Cell by Stephen King

Hello once more bibliophiles!

If you’ve read any of my previous blog posts, you’ll realize that I really do jump around in all different genres of novels. From Mindy Kaling to Harry Potter to Outlander and now to Stephen King. I just love ’em all!


I just finished listening to Cell by Stephen King. I’m definitely a fan of Stephen King’s work, especially Dreamcatcher and the ever-popular It. When I was younger I used to read WAY more horror. As I’ve grown older, I’ve become more of a baby I guess. What’s that all about?


Anyways, the premise of Cell is that one tragic day, a “pulse” is sent out through all cell phones, instantly driving anyone on them crazy and murderous. The “normies” (normal people) struggle to survive in a drastically deteriorating world. Narrated from the point of view of Clay, a middle-aged man who collects a rag-tag bunch of sidekicks, the story unfolds at a rather abrupt pace as you uncover the secrets behind the “pulse”. Essentially, the “phone-crazies” begin to reboot into some semblance of humanity, minus guilt, reasoning, love …  basically without any of the good feelings. On the positive side (well, positive for them, not the “normies”), they get telepathy, mind control, and levitation. I don’t know, sounds like a pretty good deal to me.

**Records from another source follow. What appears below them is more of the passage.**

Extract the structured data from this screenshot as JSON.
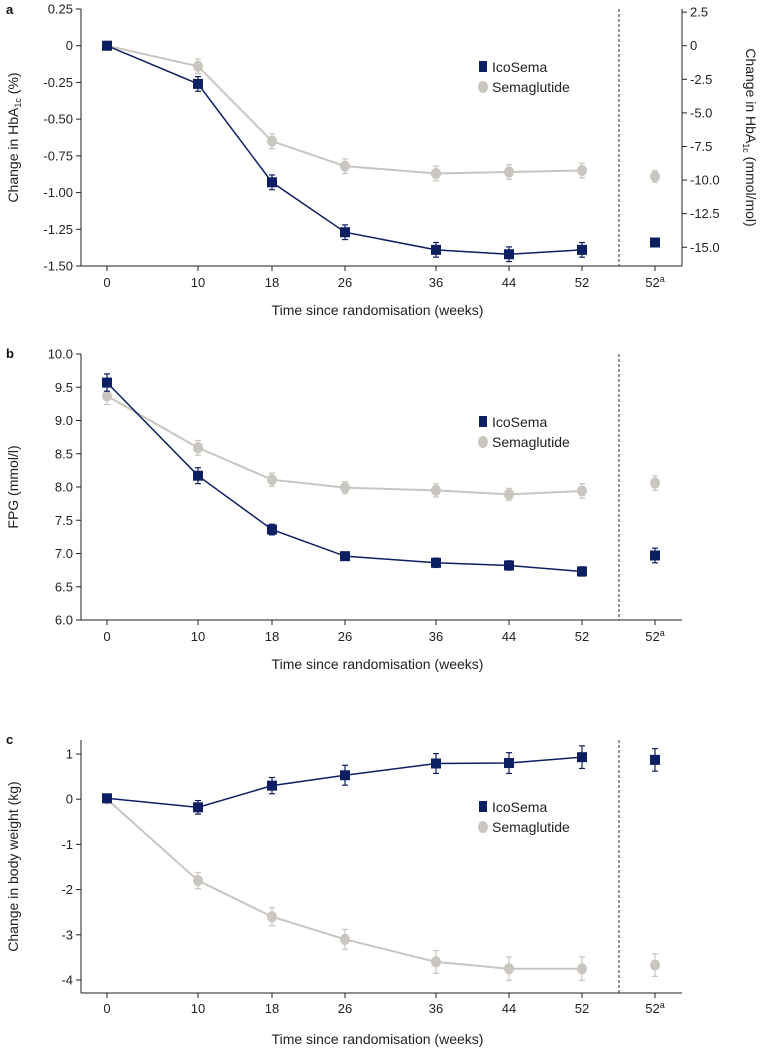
{
  "colors": {
    "icosema": "#0d1f63",
    "semaglutide": "#c9c5bf",
    "axis": "#222222"
  },
  "chart_data": [
    {
      "panel": "a",
      "type": "line",
      "xlabel": "Time since randomisation (weeks)",
      "ylabel": {
        "pre": "Change in HbA",
        "sub": "1c",
        "post": " (%)"
      },
      "ylabel_right": {
        "pre": "Change in HbA",
        "sub": "1c",
        "post": " (mmol/mol)"
      },
      "x_ticks": [
        "0",
        "10",
        "18",
        "26",
        "36",
        "44",
        "52",
        "52"
      ],
      "x_last_superscript": "a",
      "ylim": [
        -1.5,
        0.25
      ],
      "y_ticks": [
        "0.25",
        "0",
        "-0.25",
        "-0.50",
        "-0.75",
        "-1.00",
        "-1.25",
        "-1.50"
      ],
      "y_tick_values": [
        0.25,
        0,
        -0.25,
        -0.5,
        -0.75,
        -1.0,
        -1.25,
        -1.5
      ],
      "y_right_ticks": [
        "2.5",
        "0",
        "-2.5",
        "-5.0",
        "-7.5",
        "-10.0",
        "-12.5",
        "-15.0"
      ],
      "y_right_tick_values": [
        2.5,
        0,
        -2.5,
        -5.0,
        -7.5,
        -10.0,
        -12.5,
        -15.0
      ],
      "y_right_per_left_unit": 10.93,
      "legend": [
        "IcoSema",
        "Semaglutide"
      ],
      "legend_position": "top-right",
      "series": [
        {
          "name": "IcoSema",
          "values": [
            0,
            -0.26,
            -0.93,
            -1.27,
            -1.39,
            -1.42,
            -1.39,
            -1.34
          ],
          "err": [
            0.01,
            0.05,
            0.05,
            0.05,
            0.05,
            0.05,
            0.05,
            0.03
          ]
        },
        {
          "name": "Semaglutide",
          "values": [
            0,
            -0.14,
            -0.65,
            -0.82,
            -0.87,
            -0.86,
            -0.85,
            -0.89
          ],
          "err": [
            0.01,
            0.05,
            0.05,
            0.05,
            0.05,
            0.05,
            0.05,
            0.04
          ]
        }
      ]
    },
    {
      "panel": "b",
      "type": "line",
      "xlabel": "Time since randomisation (weeks)",
      "ylabel": {
        "pre": "FPG (mmol/l)",
        "sub": "",
        "post": ""
      },
      "x_ticks": [
        "0",
        "10",
        "18",
        "26",
        "36",
        "44",
        "52",
        "52"
      ],
      "x_last_superscript": "a",
      "ylim": [
        6.0,
        10.0
      ],
      "y_ticks": [
        "10.0",
        "9.5",
        "9.0",
        "8.5",
        "8.0",
        "7.5",
        "7.0",
        "6.5",
        "6.0"
      ],
      "y_tick_values": [
        10.0,
        9.5,
        9.0,
        8.5,
        8.0,
        7.5,
        7.0,
        6.5,
        6.0
      ],
      "legend": [
        "IcoSema",
        "Semaglutide"
      ],
      "legend_position": "top-right",
      "series": [
        {
          "name": "IcoSema",
          "values": [
            9.57,
            8.17,
            7.36,
            6.96,
            6.86,
            6.82,
            6.73,
            6.97
          ],
          "err": [
            0.13,
            0.12,
            0.08,
            0.06,
            0.07,
            0.07,
            0.07,
            0.11
          ]
        },
        {
          "name": "Semaglutide",
          "values": [
            9.37,
            8.59,
            8.11,
            7.99,
            7.95,
            7.89,
            7.94,
            8.06
          ],
          "err": [
            0.13,
            0.11,
            0.1,
            0.09,
            0.1,
            0.09,
            0.11,
            0.11
          ]
        }
      ]
    },
    {
      "panel": "c",
      "type": "line",
      "xlabel": "Time since randomisation (weeks)",
      "ylabel": {
        "pre": "Change in body weight (kg)",
        "sub": "",
        "post": ""
      },
      "x_ticks": [
        "0",
        "10",
        "18",
        "26",
        "36",
        "44",
        "52",
        "52"
      ],
      "x_last_superscript": "a",
      "ylim": [
        -4.3,
        1.3
      ],
      "y_ticks": [
        "1",
        "0",
        "-1",
        "-2",
        "-3",
        "-4"
      ],
      "y_tick_values": [
        1,
        0,
        -1,
        -2,
        -3,
        -4
      ],
      "legend": [
        "IcoSema",
        "Semaglutide"
      ],
      "legend_position": "center-right",
      "series": [
        {
          "name": "IcoSema",
          "values": [
            0.02,
            -0.18,
            0.3,
            0.53,
            0.79,
            0.8,
            0.93,
            0.87
          ],
          "err": [
            0.03,
            0.15,
            0.18,
            0.22,
            0.22,
            0.23,
            0.25,
            0.25
          ]
        },
        {
          "name": "Semaglutide",
          "values": [
            0,
            -1.8,
            -2.6,
            -3.1,
            -3.6,
            -3.75,
            -3.75,
            -3.67
          ],
          "err": [
            0.03,
            0.18,
            0.2,
            0.22,
            0.25,
            0.26,
            0.26,
            0.25
          ]
        }
      ]
    }
  ]
}
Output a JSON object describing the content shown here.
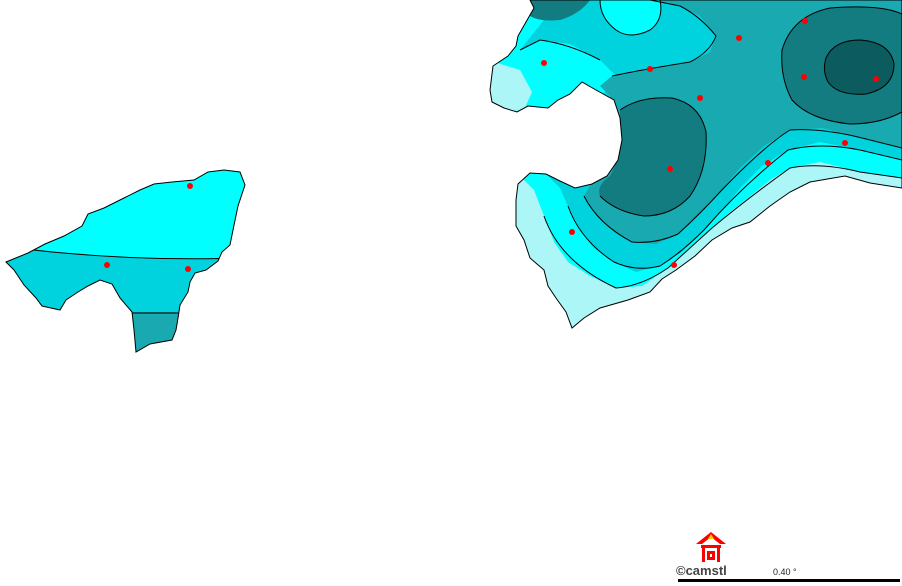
{
  "map": {
    "colors": {
      "level1": "#ADF6F8",
      "level2": "#00FFFF",
      "level3": "#00D3DD",
      "level4": "#18A9B1",
      "level5": "#127C80",
      "level6": "#0C5B5E",
      "station": "#FF0000",
      "contour": "#000000"
    },
    "copyright": "©camstl",
    "scale_label": "0.40 °",
    "logo_icon": "red-gate-logo-icon"
  }
}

If you like King’s work, then of course you’ll probably love Cell. If you’ve never tried King, this is as good a place as any to start. In fact, it may be a bit easier to swallow than some of his crazier stuff. But be warned, this book is not for the faint-hearted. While I love King’s unique style of description and narration, the visuals can sometimes be a little TOO visual. Don’t get me wrong, I usually enjoy works that contain violence. (Be careful reading here: I don’t enjoy the violence, usually just the story.) I mean I’m a hard-core Game of Thrones fan. BUT this book starts off fast and before I knew what was happening, I was picturing a guy tearing a dog’s ear off with his teeth! (I wouldn’t consider that much of a spoiler.) (By the way, am I using a lot of parentheses today? I am, aren’t I?)

(Well, my brain-eyes anyways. I’m not making sense here. Let’s move on.)

So final recommendations: if you enjoy psychological thrillers, horror stories, or King’s work in general, go grab Cell!